In the Edwardian and late Victorian era there was a popular craze for mysticism. Mediums held seances for a fashionable clientele, and everyone was talking about Madame Blavatsky and mesmerism and auras and spirit rappings. So there was a huge market for mystical, undead-type literature, and you’d think that this would have resulted in unprecedented numbers of excellent ghost stories. Sadly, this wasn’t really the case.

I learned long ago in my ghost story reading career that a story that features any kind of parapsychological pseudoscience has a 90% chance of being sucky. The only non-awful ones I can think of right now are the Carnacki the Ghost-Finder stories by William Hope Hodgson; some of those are quite decent. Not terribly memorable, but good creepy fun.

Stories about seances always end up being soppy, melodramatic and tedious. And stories that take a pseudoscientific approach to phenomena? It should stand to reason that when you try to give an occurence a scientific reason, it stops being scary. I mean, come on, if you write a story in which the main character discovers that ghosts are merely recordings being endlessly played back, you destroy any potential for mystery or menace. You’re just writing bad science fiction now.

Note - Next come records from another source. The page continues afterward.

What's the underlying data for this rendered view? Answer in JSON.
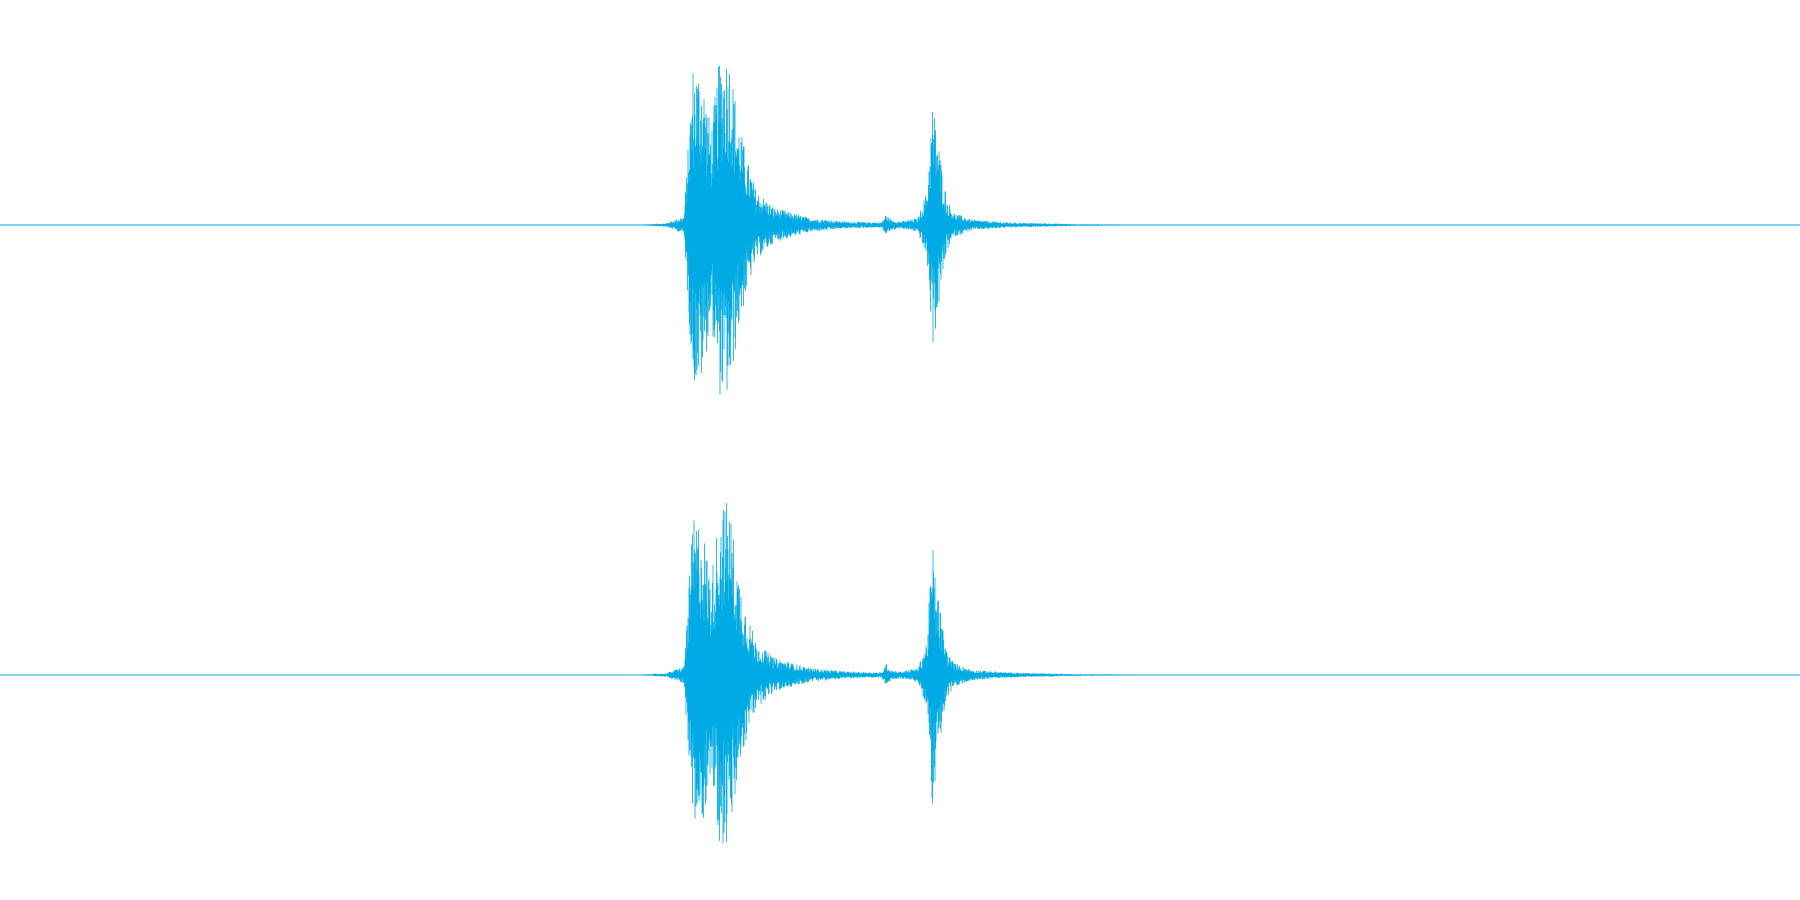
{
  "chart_data": {
    "type": "area",
    "title": "",
    "xlabel": "",
    "ylabel": "",
    "grid": false,
    "legend": "none",
    "color": "#00aae4",
    "x_range": [
      0,
      1
    ],
    "y_range": [
      -1,
      1
    ],
    "channels": [
      {
        "x": [
          0.0,
          0.35,
          0.37,
          0.38,
          0.385,
          0.39,
          0.395,
          0.4,
          0.405,
          0.41,
          0.415,
          0.42,
          0.43,
          0.45,
          0.47,
          0.49,
          0.492,
          0.495,
          0.5,
          0.51,
          0.515,
          0.518,
          0.52,
          0.523,
          0.526,
          0.53,
          0.54,
          0.56,
          0.58,
          0.6,
          0.62,
          0.64,
          1.0
        ],
        "envelope": [
          0.0,
          0.0,
          0.01,
          0.05,
          0.92,
          0.9,
          0.55,
          0.98,
          1.0,
          0.62,
          0.38,
          0.2,
          0.1,
          0.04,
          0.02,
          0.015,
          0.06,
          0.03,
          0.02,
          0.04,
          0.2,
          0.7,
          0.6,
          0.35,
          0.15,
          0.07,
          0.03,
          0.015,
          0.01,
          0.005,
          0.004,
          0.002,
          0.0
        ]
      },
      {
        "x": [
          0.0,
          0.35,
          0.37,
          0.38,
          0.385,
          0.39,
          0.395,
          0.4,
          0.405,
          0.41,
          0.415,
          0.42,
          0.43,
          0.45,
          0.47,
          0.49,
          0.492,
          0.495,
          0.5,
          0.51,
          0.515,
          0.518,
          0.52,
          0.523,
          0.526,
          0.53,
          0.54,
          0.56,
          0.58,
          0.6,
          0.62,
          0.64,
          1.0
        ],
        "envelope": [
          0.0,
          0.0,
          0.01,
          0.05,
          0.9,
          0.88,
          0.55,
          0.99,
          1.0,
          0.6,
          0.36,
          0.19,
          0.1,
          0.04,
          0.02,
          0.015,
          0.07,
          0.03,
          0.02,
          0.04,
          0.2,
          0.77,
          0.55,
          0.33,
          0.14,
          0.07,
          0.03,
          0.015,
          0.01,
          0.005,
          0.004,
          0.002,
          0.0
        ]
      }
    ]
  }
}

What makes MR James so very very good is that you never really have any idea about what is going on on the other side. There is just a vague and horrible impression of an occult, malevolent world that sometimes touches ours. There is no attempt at explanation. There are strange powers prowling the world like ravenous lions; don’t interfere with them. Lock your doors and close your curtains at night and don’t read that curious manuscript. That’s all you need (or want) to know.

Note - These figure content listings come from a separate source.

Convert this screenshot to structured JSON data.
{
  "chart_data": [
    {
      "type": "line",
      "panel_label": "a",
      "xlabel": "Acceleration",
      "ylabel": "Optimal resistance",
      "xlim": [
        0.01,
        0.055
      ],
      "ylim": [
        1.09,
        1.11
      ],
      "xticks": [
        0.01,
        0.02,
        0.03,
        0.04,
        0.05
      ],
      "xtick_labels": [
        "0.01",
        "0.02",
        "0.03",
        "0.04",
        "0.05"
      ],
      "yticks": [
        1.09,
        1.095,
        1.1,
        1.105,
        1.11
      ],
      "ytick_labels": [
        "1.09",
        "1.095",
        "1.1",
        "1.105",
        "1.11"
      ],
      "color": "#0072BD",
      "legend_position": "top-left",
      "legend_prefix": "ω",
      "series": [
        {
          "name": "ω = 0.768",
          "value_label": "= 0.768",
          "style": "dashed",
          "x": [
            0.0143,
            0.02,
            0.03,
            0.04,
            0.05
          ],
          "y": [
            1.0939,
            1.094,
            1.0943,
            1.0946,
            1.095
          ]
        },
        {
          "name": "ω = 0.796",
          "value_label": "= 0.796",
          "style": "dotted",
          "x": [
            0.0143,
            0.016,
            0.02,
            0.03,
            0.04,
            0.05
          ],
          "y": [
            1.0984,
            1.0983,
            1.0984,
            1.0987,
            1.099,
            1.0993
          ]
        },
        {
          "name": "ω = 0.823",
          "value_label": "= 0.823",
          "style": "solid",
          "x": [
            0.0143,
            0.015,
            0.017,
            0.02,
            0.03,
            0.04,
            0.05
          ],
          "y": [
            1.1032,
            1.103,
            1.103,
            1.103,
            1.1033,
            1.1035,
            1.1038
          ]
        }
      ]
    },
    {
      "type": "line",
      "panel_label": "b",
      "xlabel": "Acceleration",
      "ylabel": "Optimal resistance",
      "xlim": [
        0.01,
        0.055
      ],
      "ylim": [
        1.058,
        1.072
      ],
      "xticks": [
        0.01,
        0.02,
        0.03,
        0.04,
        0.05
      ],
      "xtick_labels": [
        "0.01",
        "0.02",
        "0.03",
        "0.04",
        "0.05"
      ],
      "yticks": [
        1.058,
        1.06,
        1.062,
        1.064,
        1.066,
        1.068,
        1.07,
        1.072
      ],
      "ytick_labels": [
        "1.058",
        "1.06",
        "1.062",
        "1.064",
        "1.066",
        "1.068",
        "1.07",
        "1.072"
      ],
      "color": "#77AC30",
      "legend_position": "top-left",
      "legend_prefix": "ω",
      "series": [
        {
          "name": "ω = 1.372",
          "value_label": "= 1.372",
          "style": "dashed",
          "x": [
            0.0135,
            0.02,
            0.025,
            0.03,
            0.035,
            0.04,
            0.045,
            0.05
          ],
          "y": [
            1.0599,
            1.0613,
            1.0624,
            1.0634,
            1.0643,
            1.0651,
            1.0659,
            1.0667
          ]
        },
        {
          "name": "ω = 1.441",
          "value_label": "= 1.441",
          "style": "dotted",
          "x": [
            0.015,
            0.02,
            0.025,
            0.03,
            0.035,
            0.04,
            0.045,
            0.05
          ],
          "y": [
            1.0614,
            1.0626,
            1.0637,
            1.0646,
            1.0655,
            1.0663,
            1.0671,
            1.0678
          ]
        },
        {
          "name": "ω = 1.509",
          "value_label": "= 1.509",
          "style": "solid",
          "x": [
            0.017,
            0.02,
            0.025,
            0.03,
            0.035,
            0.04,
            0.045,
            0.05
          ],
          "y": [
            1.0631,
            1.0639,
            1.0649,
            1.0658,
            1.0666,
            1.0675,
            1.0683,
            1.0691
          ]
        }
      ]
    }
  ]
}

EF Benson and Algernon Blackwood, both legendary writers of excellent ghost stories, also wrote stories about spiritualism and parapsychology. Those stories were abysmal. If EF Benson and Algernon Blackwood can’t do it, it really oughtn’t to be attempted.

But this was supposed to be a review of Ann Mellor’s Lover. It’s about clarevoyance. This is going to be terribly anticlimactic; after all that I’ve said, I really ought to condemn it as irredeemable tripe,  but… it’s not that bad. It’s kinda silly, but it’s readable and held my interest. It’s about a guy who discovers a sketch of a girl, and immediately, through clarevoyance, realizes that he was linked to her in a past life; he then undertakes an investigation. It sucks as a ghost story, but as middlebrow short fiction, it’s passable.

Kecksies, Marjorie Bowen

Kecksy: a kind of weed.

Kecksies is a pretty unremarkable story about the dead coming back to life in order to do something they intended to do while alive.
It takes place in the 17 or 18th century, and features a couple of rich scapegraces meeting unexpectedly with the corpse of an enemy. The two behave badly and stupidly, and I had no sympathy at all for them. I wonder why Bowen so often writes such despicable characters. Perhaps her intent was to soften the shock to the reader when such a character inevitably meets with a gruesome fate.
It is certainly true that you don’t want a ghost story with a main character who is charming and lovable and ends up getting his brains sucked out by the creature at the end of the story. That would be depressing. I think, though, that Bowen’s extreme vilification of her characters is even worse; when the characters aren’t believable as people, and are really just caricatures of vice, you can’t empathize with them at all and so the story is always held at arm’s length.
MR James’ characters are perfect in this regard; they are inoffensive but not endearing. Just regular, boring people. So unremarkable, in fact, that they’re almost placeholders. It’s easy for the reader to replace the character with himself, thus heightening the sense of dread.

Anyway; Kecksies: dull. Hopefully the next (and last) story in this anthology will make up for it.